Michael MarriottProduct + Furniture Designer (1963-)
Design Museum Collection
As a product designer and a curator, MICHAEL MARRIOTT (1963-) explores the influence of objects, and the way they are constructed, on our daily lives. His goal is to design “truly modern objects” through “the honest and appropriate use of material, process and function”.
When Michael Marriott was a child, one of his favourite weekly television programmes featured glimpses of life on factory production lines by filming the process in which different objects were manufactured and packaged. “What intrigued me about this spectacle was the opportunity to understand how foreign objects came into being, how things were made using technology beyond the garden shed,” he later recalled. “It is this continuing fascination with the manipulation of materials into objects that makes me a designer.”
Born in London in 1963, Marriott studied furniture design first at the London College of Furniture and then the Royal College of Art. After graduating in 1993 he opened his own design studio and started to design furniture and household objects for industrial production and to manufacture himself. Delighting in finding ingenious means of designing and making objects simply and inexpensively, he often incorporates everyday components such as peg boards, wing nuts and plastic buckets into his work, as well as banal materials like plywood.
While continuing to develop furniture and household objects, Marriott has also developed – and articulated – his ideology of design by curating exhibitions at institutions such as the Geffrye Museum and Camden Arts Centre in London. Like his design projects, these curatorial exercises explore his vision of material culture. “I spend a lot of time observing and studying things and the world, analysing objects consciously and unconsciously in terms of material, function, use, misuse, form, colour, texture, finish, fixings, age, patina, junctions of line and material.”
© Design Museum + British Council, 2004
Q. How did you first become interested in design?
A. As a kid I was always interested in how things were made and put together, so that started it.
Q. How has your design education influenced on your subsequent work as a designer?
A. Enormously, in lots of ways, but I’ve learnt as much other stuff outside education.
Q. Which of your early projects were most important in defining your approach to design?
A. The XL1 Kit Chair was my major project whilst studying at the RCA, and as such it focussed my intentions at the time; to design comfortable, affordable, produce-able, friendly, honest, real furniture as opposed to irrelevant prototypes. The Postcard Light was important as my first wholly sub-contracted product. Previously I was more involved in the making process. This meant that I had to design around other ideas such as quality control.

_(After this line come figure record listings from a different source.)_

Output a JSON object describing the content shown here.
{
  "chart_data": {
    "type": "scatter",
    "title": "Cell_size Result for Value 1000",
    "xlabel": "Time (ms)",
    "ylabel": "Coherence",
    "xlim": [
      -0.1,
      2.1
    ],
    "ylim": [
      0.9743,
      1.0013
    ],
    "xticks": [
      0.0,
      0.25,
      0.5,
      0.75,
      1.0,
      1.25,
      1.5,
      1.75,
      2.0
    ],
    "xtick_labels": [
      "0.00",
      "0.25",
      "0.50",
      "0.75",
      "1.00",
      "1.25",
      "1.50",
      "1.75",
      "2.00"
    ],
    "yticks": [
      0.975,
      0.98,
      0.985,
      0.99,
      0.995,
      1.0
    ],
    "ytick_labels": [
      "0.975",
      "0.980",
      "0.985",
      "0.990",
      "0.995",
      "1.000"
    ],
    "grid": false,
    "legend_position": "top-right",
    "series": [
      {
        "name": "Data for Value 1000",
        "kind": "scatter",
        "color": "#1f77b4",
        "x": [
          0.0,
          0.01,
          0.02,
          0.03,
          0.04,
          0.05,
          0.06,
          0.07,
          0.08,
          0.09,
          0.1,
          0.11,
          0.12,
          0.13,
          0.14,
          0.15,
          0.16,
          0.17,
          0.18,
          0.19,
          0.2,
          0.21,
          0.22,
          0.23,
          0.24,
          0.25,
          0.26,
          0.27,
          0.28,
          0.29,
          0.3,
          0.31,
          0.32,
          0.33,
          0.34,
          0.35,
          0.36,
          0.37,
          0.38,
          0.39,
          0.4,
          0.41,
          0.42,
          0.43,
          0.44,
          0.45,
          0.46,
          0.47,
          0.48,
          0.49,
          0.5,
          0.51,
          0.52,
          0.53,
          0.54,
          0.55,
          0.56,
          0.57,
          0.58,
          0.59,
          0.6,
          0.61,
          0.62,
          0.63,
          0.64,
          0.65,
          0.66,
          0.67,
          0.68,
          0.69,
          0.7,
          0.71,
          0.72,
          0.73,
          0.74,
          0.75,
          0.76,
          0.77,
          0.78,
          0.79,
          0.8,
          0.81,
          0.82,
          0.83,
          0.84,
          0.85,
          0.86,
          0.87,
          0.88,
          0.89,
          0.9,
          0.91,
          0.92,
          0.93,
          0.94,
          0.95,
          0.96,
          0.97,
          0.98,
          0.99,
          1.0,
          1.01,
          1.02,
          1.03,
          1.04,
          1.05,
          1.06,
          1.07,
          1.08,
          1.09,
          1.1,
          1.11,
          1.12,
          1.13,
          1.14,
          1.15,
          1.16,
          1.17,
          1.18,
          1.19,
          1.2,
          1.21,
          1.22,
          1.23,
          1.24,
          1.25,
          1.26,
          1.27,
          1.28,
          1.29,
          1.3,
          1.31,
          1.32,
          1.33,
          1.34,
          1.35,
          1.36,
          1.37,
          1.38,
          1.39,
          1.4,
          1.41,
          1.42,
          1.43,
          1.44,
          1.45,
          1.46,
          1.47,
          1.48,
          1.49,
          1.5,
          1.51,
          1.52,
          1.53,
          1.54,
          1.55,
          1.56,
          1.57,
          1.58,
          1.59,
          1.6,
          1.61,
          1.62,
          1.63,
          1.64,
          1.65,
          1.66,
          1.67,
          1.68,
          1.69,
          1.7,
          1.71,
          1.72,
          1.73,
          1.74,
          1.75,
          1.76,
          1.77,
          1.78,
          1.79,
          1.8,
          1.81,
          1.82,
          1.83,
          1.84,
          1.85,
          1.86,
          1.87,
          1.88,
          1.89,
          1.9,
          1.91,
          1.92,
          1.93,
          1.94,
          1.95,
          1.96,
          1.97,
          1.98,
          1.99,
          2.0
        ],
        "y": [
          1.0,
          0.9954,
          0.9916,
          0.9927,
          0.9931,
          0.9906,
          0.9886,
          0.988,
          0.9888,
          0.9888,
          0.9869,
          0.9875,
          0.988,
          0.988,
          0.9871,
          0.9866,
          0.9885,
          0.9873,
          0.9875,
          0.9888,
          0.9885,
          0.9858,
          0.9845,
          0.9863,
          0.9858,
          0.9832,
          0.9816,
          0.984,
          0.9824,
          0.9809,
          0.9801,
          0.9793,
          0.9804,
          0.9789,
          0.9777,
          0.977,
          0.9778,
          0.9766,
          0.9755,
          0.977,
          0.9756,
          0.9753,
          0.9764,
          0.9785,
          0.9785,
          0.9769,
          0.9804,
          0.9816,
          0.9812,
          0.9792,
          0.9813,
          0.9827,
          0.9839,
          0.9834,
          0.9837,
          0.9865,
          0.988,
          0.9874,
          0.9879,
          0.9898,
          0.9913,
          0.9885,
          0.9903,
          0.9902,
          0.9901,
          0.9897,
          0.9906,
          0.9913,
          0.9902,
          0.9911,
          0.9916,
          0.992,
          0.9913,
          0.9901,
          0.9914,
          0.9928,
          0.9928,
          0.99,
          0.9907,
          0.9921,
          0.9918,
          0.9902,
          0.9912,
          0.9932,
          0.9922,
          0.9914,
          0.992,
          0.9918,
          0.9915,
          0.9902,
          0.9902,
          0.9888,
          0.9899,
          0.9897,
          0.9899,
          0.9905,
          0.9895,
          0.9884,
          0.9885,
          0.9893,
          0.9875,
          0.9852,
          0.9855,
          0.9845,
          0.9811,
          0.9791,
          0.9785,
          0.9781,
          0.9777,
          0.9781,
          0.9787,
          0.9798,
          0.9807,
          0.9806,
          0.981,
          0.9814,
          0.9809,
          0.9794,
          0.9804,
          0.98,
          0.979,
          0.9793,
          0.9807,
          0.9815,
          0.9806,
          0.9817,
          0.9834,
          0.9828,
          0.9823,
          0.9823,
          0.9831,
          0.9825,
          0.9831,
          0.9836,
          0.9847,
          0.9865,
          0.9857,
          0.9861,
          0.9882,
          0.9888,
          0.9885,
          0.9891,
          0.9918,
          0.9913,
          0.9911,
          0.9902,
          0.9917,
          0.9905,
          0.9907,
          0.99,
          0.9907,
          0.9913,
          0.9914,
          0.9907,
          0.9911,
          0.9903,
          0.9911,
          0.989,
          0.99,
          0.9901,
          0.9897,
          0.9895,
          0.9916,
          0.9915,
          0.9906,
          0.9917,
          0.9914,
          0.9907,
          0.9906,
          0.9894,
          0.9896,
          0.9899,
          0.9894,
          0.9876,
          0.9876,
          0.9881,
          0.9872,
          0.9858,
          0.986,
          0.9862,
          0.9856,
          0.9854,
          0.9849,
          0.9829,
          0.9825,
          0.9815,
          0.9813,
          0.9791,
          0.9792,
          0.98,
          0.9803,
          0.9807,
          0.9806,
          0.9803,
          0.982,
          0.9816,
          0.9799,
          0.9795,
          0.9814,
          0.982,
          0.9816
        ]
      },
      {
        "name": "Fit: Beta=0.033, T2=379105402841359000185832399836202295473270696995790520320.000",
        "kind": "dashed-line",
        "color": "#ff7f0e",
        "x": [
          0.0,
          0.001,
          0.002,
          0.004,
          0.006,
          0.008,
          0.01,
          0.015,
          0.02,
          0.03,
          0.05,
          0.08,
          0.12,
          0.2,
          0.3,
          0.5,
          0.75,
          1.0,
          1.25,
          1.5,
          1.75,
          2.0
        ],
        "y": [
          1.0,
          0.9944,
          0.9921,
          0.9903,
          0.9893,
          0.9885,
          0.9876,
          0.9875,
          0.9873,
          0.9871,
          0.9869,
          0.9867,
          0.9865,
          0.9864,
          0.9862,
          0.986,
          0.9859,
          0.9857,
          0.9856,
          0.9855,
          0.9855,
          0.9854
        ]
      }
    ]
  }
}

Another important early project was the Croquet shelving. Having completed a few projects with SCP (the London-based furniture manufacturer) this project, whilst being as straight-forward in design and production terms as others, also managed to be a bit deluxe and less idiosyncratic too.
Q. How has your work evolved since then? How have your goals changed?
A. My goals have stayed the same, I think, but my work has become more and more varied. I have ended up doing a lot of work on the periphery of actually designing products and furniture: exhibition design, writing for exhibitions, books and catalogues; designing installations for museums and galleries; teaching; and art directing a kids furniture design project.
Q. How would you describe your approach to design? What are your goals as a designer?
A. Primarily as a problem solver, looking for intelligent, resourceful, and beautiful solutions, that will provide objects with long, rich and satisfying lives. The type of problems I try to solve depend on the project. Designing an installation for Camden Art Centre requires a different approach to designing a sofa for SCP. They are both informed by the same thinking though.
Q. Who or what inspires your work?
A. Life, living, looking, people, things, cinema, music, lots of different designers, architects, artists and other people and thinking. Achille Castiglioni is probably the most obvious inspiration in terms of designers and like most designers I am always inspired by materials.
Q. Which of your design projects have you found most satisfying and why?
A. The current project is always the one that occupies so much of your mind, it's difficult to have a real perspective. But I always enjoy a different challenge, with a new set of issues to engage with.
Q. Which have you found least satisfying and why?
A. Ones that fizzle out due to unclear briefing.
Q. How have your cultural projects as a curator of exhibitions at the Geffrye Museum and Camden Arts Centre influenced your work as a designer?
A. It’s more the other way around; they are all design projects, just different contexts that require different and appropriate responses.
Q. What are the most important challenges facing designers today?
A. To make valid and relevant things.
Q. Will the design historians of the future see this as a positive or negative era for design?
A. Both, there are always some good things, but due to the way the world has changed, there is more of everything, and the good things are often obscured by the bad things.